Sponsorship evaluation is built by pulling together the hard and soft assets a property owns. The “hard assets” are the media value equivalencies for every elements offered to a sponsor. These media values are adjusted to the specific nature of the benefits and visibilities sponsorship can provide. Intangible values, or “soft assets”, are measuring the qualitative aspects of a property. The resulting score will be multiplied by the value of tangible assets to determine the overall value of the sponsorship proposal. Today, we will deep dive into sponsorship intangibles and what goes on while evaluating the magic behind an event.
Intangible value: how to measure the un-measurable?
The first objective in a marketing communication is often gaining visibility, being known and eventually reach top of mind notoriety. The same goes for a sponsorship program. Sponsors are often looking to associate themselves with a well-known and established event with lots of influence in a given market. Our tool measures how far and how much your organization is renowned.
Emotions and engagement are one of the key drivers in measuring purchase intent. The way fans interact with an organization says a lot about the potential of a sponsorship. The greater the fan base and the number of interactions with a property, the greater the value.
This is a well-known fact of sponsorship: activation is key to delivering positive results. Sponsorship effectiveness will depend on the quantity and quality of assets that can be later used (activated) by the sponsor to achieve its marketing and communication objectives. Some of the highly valued rights that can be granted to sponsors are the promotional rights and the on-site presence.
Knowledge of sponsorship from both the sponsor and sponsee is proven to improve the effectiveness of a partnership. Sufficient human and financial resources will also have a positive influence on the outcome. For instance, a property with a suitable account management structure for sponsors greatly increases their satisfaction, thus results are perceived as more positive. What does that do to the sponsorship value? Yes, it goes up.

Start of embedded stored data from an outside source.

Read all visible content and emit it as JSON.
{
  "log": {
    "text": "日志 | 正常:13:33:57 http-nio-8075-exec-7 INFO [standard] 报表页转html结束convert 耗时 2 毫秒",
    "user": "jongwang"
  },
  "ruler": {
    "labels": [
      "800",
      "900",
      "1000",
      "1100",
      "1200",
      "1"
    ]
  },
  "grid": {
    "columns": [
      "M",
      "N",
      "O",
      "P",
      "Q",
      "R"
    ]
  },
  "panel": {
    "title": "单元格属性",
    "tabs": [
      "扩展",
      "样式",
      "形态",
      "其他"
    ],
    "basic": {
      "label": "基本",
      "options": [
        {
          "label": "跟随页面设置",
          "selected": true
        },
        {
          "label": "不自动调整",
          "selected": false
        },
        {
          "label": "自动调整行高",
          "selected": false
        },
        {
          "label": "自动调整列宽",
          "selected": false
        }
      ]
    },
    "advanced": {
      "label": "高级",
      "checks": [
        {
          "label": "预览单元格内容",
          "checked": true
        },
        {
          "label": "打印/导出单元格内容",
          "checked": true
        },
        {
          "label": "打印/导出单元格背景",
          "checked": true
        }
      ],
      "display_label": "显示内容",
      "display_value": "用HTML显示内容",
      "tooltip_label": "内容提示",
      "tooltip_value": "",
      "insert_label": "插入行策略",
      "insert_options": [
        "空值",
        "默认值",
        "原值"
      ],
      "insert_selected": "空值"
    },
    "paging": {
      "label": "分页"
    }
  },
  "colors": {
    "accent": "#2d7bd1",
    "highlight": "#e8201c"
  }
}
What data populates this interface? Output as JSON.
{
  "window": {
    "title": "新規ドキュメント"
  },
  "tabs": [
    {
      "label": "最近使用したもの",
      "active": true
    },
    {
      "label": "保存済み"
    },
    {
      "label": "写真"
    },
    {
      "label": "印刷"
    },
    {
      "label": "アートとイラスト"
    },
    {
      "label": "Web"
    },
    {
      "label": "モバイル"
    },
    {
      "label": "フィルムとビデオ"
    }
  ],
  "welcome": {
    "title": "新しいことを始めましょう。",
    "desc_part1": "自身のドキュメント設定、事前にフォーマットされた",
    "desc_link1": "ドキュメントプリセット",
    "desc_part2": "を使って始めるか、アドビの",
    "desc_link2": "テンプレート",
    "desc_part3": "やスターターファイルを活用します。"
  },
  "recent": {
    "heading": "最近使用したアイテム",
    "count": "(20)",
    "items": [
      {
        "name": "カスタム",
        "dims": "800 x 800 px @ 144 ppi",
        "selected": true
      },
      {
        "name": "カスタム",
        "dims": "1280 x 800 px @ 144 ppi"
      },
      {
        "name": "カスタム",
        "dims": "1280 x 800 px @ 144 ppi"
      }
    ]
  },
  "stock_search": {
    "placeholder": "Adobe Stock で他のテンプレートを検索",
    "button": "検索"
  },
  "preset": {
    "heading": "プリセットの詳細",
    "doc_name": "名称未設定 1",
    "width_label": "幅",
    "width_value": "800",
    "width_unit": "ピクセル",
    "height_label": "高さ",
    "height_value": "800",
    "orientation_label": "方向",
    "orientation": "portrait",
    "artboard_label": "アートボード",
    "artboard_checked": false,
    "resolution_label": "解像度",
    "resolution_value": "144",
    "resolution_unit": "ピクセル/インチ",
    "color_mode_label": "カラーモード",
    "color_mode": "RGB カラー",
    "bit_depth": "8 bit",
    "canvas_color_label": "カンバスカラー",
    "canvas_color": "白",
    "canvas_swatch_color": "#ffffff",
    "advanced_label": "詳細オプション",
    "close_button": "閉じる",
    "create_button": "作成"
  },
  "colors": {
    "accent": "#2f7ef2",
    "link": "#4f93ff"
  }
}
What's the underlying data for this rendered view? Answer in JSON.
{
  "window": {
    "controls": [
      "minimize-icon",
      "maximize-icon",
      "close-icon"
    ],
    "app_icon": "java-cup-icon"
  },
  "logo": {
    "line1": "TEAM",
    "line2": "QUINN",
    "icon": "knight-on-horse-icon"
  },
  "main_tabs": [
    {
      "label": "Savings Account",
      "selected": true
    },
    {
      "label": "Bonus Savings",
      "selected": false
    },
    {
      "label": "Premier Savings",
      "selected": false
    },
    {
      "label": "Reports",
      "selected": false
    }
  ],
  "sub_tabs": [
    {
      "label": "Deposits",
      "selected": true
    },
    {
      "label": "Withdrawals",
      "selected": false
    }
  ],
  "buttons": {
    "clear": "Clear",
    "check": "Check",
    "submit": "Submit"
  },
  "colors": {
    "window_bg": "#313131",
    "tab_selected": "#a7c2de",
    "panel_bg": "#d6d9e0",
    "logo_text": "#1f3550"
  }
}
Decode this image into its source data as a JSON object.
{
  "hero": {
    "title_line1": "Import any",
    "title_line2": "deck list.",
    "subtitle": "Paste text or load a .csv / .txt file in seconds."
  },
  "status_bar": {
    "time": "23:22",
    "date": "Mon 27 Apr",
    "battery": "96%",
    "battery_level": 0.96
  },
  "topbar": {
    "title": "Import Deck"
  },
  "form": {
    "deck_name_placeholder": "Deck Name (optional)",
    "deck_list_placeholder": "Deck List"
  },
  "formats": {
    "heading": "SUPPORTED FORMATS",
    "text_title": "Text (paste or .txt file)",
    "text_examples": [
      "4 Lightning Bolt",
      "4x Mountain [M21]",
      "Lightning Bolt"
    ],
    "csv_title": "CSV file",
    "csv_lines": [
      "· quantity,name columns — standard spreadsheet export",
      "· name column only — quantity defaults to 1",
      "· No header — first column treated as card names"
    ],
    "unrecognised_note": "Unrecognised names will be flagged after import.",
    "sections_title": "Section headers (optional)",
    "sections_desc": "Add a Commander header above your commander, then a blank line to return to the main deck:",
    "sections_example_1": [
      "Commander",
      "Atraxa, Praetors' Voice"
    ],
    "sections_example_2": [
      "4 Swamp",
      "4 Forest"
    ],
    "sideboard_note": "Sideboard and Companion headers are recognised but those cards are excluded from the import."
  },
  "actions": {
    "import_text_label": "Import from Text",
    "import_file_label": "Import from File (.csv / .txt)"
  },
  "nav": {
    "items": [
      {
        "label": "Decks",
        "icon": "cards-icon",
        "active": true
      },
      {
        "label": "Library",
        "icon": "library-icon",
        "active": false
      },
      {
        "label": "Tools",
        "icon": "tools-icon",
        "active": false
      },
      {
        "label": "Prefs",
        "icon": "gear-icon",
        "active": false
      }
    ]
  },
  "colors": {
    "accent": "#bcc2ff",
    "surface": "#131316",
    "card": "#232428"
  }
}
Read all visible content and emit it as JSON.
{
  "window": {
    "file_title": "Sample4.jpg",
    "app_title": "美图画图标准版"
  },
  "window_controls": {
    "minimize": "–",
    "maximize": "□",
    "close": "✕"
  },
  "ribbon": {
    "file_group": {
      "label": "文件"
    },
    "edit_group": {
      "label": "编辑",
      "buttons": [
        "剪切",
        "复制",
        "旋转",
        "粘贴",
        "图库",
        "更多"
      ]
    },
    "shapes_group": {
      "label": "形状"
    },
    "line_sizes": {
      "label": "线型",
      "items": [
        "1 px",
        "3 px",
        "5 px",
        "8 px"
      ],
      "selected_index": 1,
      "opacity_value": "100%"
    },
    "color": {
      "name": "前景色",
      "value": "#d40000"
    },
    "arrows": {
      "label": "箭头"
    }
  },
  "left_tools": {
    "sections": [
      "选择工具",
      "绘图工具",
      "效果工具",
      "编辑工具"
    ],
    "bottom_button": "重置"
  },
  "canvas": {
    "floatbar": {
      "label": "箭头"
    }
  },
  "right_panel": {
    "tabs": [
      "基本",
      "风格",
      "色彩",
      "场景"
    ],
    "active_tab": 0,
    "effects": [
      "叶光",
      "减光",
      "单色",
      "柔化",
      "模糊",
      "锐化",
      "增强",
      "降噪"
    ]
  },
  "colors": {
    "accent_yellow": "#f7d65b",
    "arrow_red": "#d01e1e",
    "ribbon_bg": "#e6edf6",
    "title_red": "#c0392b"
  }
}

Last but not least, the way a sponsorship structure is organized will have an impact on effectiveness. For instance, if you have an event cluttered with company logos, the brands will be less perceived and remembered by the audience and that has a negative impact on value.
Did you know?
Recent sponsorship research showed that sporting events and social causes have more emotional impact on consumer, thus provide greater value to sponsors. Sponsorship evaluation is a science. A mix in which hard and soft assets blend together to create value for sponsors.